Demófilo de Buen sobre la tolerancia masónica en la Segunda República

Historia

Demófilo de Buen (1890-1946) fue un eminente catedrático de Derecho Civil y presidente de Sala del Tribunal Supremo. Aunque no se vinculó a ninguna formación política fue un destacado republicano, y colaboró institucionalmente en la Segunda República, sin dejar su carrera docente, además de asistir como delegado español a las sesiones en Ginebra de la OIT. En el exilo mexicano y panameño realizó una intensa carrera docente, aunque la muerte le sorprendió muy pronto. Dejó una gran obra, siendo además gran maestre del Grande Oriente Español, como bien nos explicó Manuel Según en un documentado artículo en El Obrero. En este mismo medio nosotros publicamos un análisis del propio Demófilo de Buen sobre la vigencia de la Constitución de 1876 en pleno debate sobre el proyecto constitucional de Primo de Rivera. Pero ahora, nos adentramos en su faceta masónica a través de un texto sobre la tolerancia, publicado en el número de septiembre de 1931 del Boletín del Grande Oriente Español, y en relación con el momento histórico que se estaba viviendo, y en el que se estaban produciendo intensas polémicas al calor del debate constitucional.

 

Demófilo de Buen expresó claramente que una de las condiciones más exigible a un masón era la de la virtud de la tolerancia, aunque, en su opinión no siempre había sido así, refiriéndose a la época de la masonería operativa, de “gremios y guildas de constructores”, que no se vio ajena al espíritu intolerante de su época. El masón de aquella masonería tenía que ser fiel a Dios y a la Iglesia, sin poder “caer en la herejía”. Pero en la masonería especulativa, siendo ya una asociación de carácter filosófico y no una “corporación de clase”, el masón pasaba a ser fiel a la tolerancia, citando a las Constituciones de Anderson, aludiendo especialmente a la idea de una “amistad sincera” entre personas que, de otro modo permanecerían extrañas las unas a las otras.

Y en eso estribaba la tolerancia para nuestro protagonista, es decir, la capacidad de tener una amistad sincera con hombres de ideas distintas. Sería como una afinidad basada en el “fondo común de la humanidad”. La tolerancia se convertiría en una defensa contra el impulso tiránico que en ciertos momentos nos llevaba a querer conformar a los hombres con arreglo al propio patrón, contribuyendo a una homogeneidad que calificaba de monótona, “como de seres fabricados en serie”.

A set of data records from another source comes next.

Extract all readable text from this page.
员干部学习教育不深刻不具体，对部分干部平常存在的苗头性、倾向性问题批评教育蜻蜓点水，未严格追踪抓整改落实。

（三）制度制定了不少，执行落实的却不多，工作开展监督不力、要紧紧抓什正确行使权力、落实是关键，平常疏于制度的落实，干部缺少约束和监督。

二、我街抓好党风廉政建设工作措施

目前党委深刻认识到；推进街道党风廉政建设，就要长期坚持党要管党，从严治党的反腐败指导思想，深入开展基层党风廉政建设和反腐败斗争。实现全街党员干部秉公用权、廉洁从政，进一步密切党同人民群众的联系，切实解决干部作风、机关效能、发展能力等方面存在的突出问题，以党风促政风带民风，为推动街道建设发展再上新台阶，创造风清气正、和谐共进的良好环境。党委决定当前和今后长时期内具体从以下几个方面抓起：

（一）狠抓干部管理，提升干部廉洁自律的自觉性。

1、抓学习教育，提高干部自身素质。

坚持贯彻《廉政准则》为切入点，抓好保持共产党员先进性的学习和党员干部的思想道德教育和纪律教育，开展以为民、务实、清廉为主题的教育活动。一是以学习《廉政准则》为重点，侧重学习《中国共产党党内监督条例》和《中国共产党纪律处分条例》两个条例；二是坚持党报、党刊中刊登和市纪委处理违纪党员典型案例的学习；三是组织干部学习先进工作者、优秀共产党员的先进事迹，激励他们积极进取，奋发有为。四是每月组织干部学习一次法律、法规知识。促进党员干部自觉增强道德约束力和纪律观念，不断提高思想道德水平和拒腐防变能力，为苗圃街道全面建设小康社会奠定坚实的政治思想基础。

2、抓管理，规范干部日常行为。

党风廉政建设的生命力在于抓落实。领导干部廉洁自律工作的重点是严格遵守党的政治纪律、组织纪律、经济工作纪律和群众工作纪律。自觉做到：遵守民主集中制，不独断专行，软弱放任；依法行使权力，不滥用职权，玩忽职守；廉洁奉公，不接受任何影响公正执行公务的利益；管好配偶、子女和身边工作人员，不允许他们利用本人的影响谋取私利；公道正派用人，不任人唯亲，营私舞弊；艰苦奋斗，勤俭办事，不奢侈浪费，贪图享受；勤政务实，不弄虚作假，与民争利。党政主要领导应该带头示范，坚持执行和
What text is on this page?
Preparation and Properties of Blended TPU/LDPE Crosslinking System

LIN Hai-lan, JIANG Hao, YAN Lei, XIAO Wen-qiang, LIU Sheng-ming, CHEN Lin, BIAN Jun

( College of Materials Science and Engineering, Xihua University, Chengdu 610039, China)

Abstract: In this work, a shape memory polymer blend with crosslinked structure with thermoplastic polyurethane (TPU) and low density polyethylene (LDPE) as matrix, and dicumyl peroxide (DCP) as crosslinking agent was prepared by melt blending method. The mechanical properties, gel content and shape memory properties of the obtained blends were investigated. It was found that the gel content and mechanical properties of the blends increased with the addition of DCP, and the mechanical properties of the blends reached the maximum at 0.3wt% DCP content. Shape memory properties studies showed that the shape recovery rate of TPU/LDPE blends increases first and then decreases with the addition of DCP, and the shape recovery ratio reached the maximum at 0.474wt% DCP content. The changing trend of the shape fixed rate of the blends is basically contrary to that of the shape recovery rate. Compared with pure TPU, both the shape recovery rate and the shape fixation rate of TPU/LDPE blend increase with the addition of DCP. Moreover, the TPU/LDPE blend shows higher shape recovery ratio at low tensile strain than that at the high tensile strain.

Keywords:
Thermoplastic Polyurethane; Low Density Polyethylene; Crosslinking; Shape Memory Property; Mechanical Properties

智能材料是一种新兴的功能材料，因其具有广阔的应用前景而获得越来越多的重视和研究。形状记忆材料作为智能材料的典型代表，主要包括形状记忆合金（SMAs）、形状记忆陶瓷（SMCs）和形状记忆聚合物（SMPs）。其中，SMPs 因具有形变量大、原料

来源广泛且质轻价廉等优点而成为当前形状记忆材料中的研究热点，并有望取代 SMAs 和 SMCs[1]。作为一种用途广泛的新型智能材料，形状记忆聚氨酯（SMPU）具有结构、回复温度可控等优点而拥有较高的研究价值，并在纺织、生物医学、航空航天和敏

En el terreno social la fórmula de la tolerancia sería la libertad, una libertad que no podría vivir sin la tolerancia, porque las leyes no servirían para nada si los hombres no tuvieran educada su voluntad para cumplirlas.

La tolerancia, por lo demás, solamente se aprendería por la práctica y con el ejemplo. No bastaría con enunciarla o con el empleo de máximas, sino que habría que vivirla.

Y una vez definida la tolerancia, Demófilo de Buen pensaba que la masonería debía cultivar, más que nunca, dicha virtud en esos momentos en España. Las pasiones se encendían, había contrastes de ideas y de intereses, de choque entre “obstáculos tradicionales y afanes de progreso”, y los hombres se separaban en banderías, por lo que en las logias y templos masónicos no se debía practicar el “rito de la discordia”.

La masonería tenía que contribuir a la unión entre los españoles que luchaban desde campos distintos con el fin de construir una España nueva, con más justicia y más limpia. Los masones tenían la obligación de trabajar para que se hallasen “instantes de tregua y de comprensión”. Tenían que educar en los hábitos de la convivencia y el respeto, porque sin esas dos condiciones era imposible llevar una vida civil.

En todo caso, Demófilo de Buen explicaba que si los gobernantes españoles tuvieran que imponer la “dura ley de usar de la fuerza colectiva” para exigir la condiciones mínimas para que pudiera desarrollarse la vida civil, los francmasones tendrían que cumplir con su “triste”, pero necesario deber, advirtiendo, por lo demás, que debían dominar los impulsos de la intolerancia y del ”goce en el castigo”, aunque las víctimas fueran los “eternos perseguidores de la francmasonería”.